Azathioprine is known to be associated with an increased risk of opportunistic infections and neoplasms [5]. Herpes zoster virus, herpes simplex virus, cytomegalovirus virus and Epstein-Barr virus are known to be common causes of opportunistic infections associated with thiopurine drugs [5]. So far, there are few reports of NTM infection caused by Mycobacterium fortuitum [5] and Mycobacterium xenopi [6] in patients with CD receiving thiopurine agents; however, there is no report of that caused by MAC. Considering that the incidence of NTM infections becomes increased and use of immunomodulators and biologics drugs for the treatment of inflammatory bowel disease is widespread, we must keep in mind that NTM infection is a differential diagnosis of respiratory infections in inflammatory bowel disease patients under immunosuppression treatment.
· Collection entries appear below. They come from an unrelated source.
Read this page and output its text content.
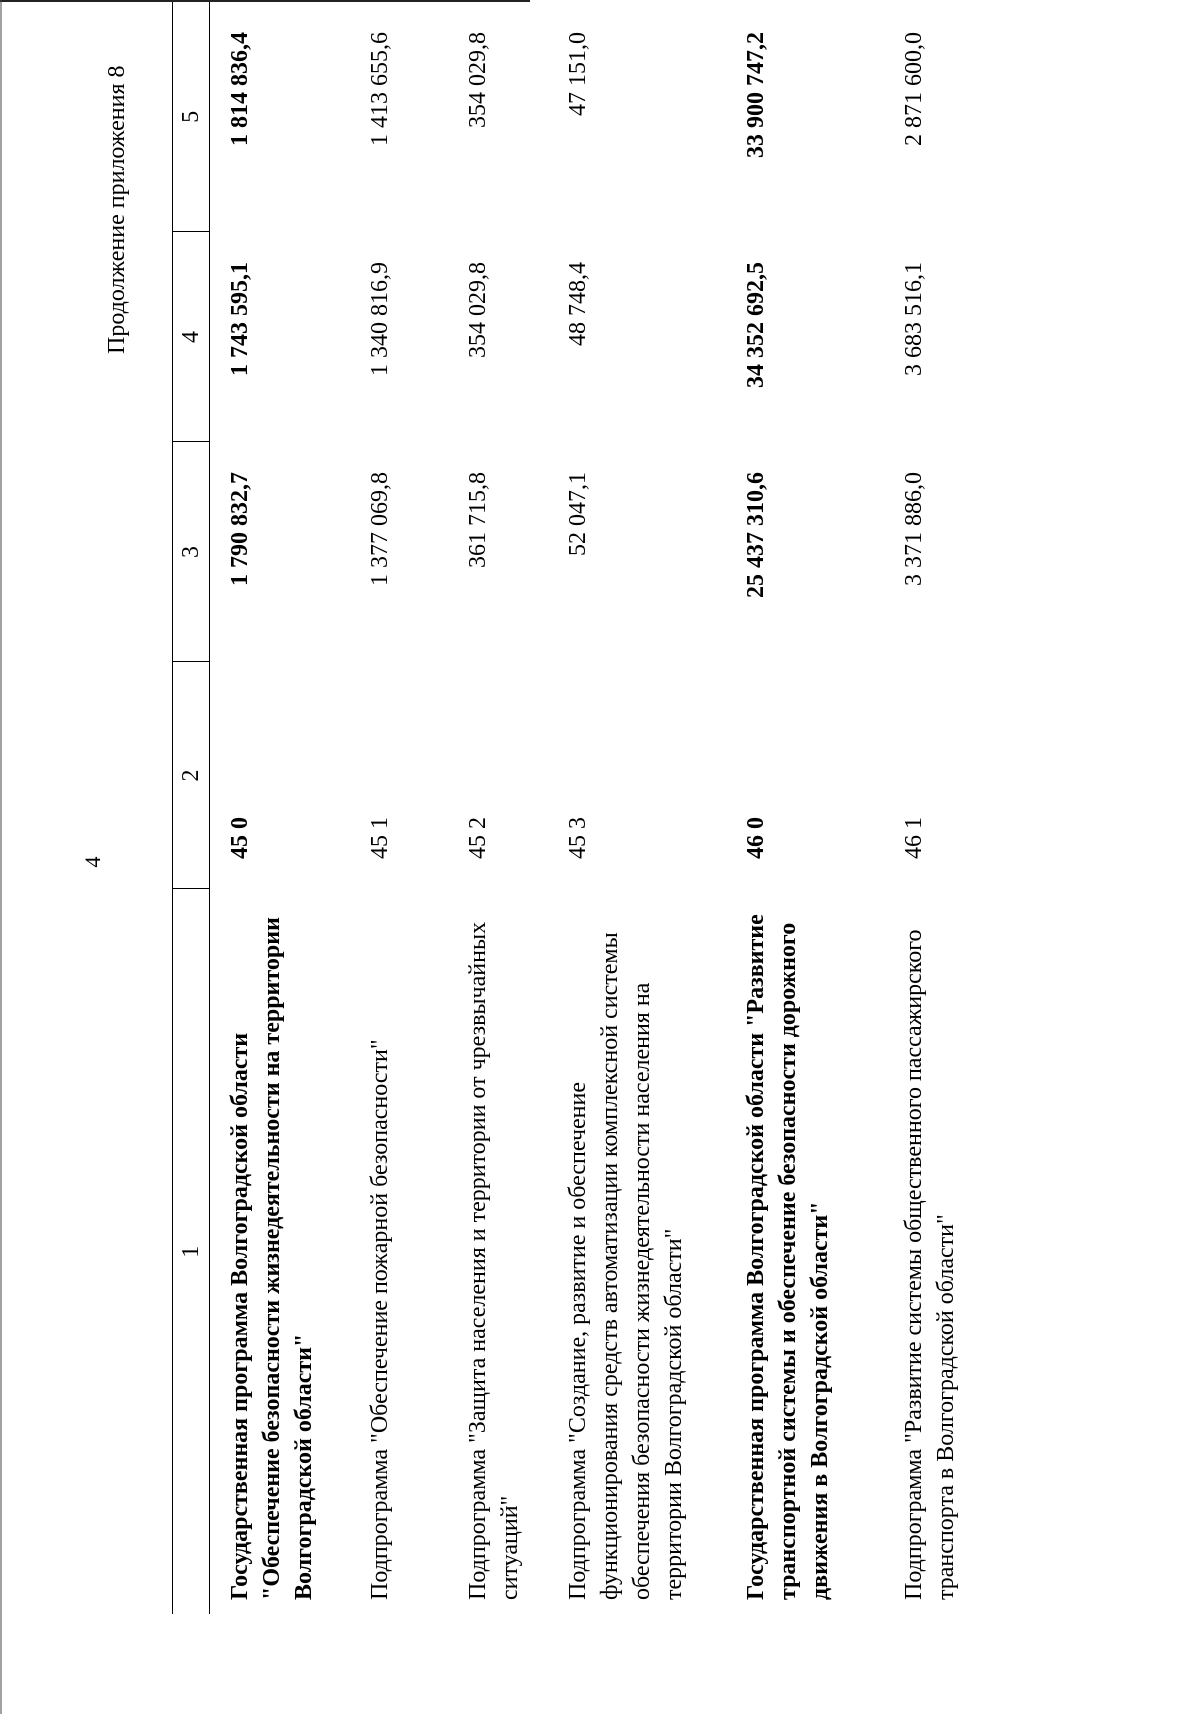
4
Продолжение приложения 8
1	2	3	4	5
Государственная программа Волгоградской области "Обеспечение безопасности жизнедеятельности на территории Волгоградской области"	45 0	1 790 832,7	1 743 595,1	1 814 836,4
Подпрограмма "Обеспечение пожарной безопасности"	45 1	1 377 069,8	1 340 816,9	1 413 655,6
Подпрограмма "Защита населения и территории от чрезвычайных ситуаций"	45 2	361 715,8	354 029,8	354 029,8
Подпрограмма "Создание, развитие и обеспечение функционирования средств автоматизации комплексной системы обеспечения безопасности жизнедеятельности населения на территории Волгоградской области"	45 3	52 047,1	48 748,4	47 151,0
Государственная программа Волгоградской области "Развитие транспортной системы и обеспечение безопасности дорожного движения в Волгоградской области"	46 0	25 437 310,6	34 352 692,5	33 900 747,2
Подпрограмма "Развитие системы общественного пассажирского транспорта в Волгоградской области"	46 1	3 371 886,0	3 683 516,1	2 871 600,0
Interestingly, the patient stayed in clinical remission only by the antibiotics treatment without azathioprine. There are many reports about antibiotics therapy for maintenance of clinical remission in CD. The therapy is based on the hypothesis that M. avium subspecies paratuberculosis (MAP) or other bacteria play a role in the etiology of CD. Clarithromycin, one of macrolide antibiotics, is among the key drugs because it acts not only as an effective antibiotic against M. avium, but also as an immunomodulating drug [7]. Previously, we reported that a subpopulation of CD patients treated with clarithromycin could achieve and maintain remission [8]. On the other hand, a randomized controlled trial failed to demonstrate efficacy of a combination of antibiotics in CD [9], although the existence of MAP in the CD patients enrolled in that trial was not assessed. Thus, whether antibiotics therapy could be effective for CD remains unclear. However, considering the clinical course of this case, clarithromycin may have beneficial effects to maintain clinical remission of her CD.

In conclusion, our case emphasizes the importance of considering NTM infection in respiratory complications of inflammatory bowel disease patients under immunosuppressive therapies.

Disclosure Statement

The authors declare no conflict of interest.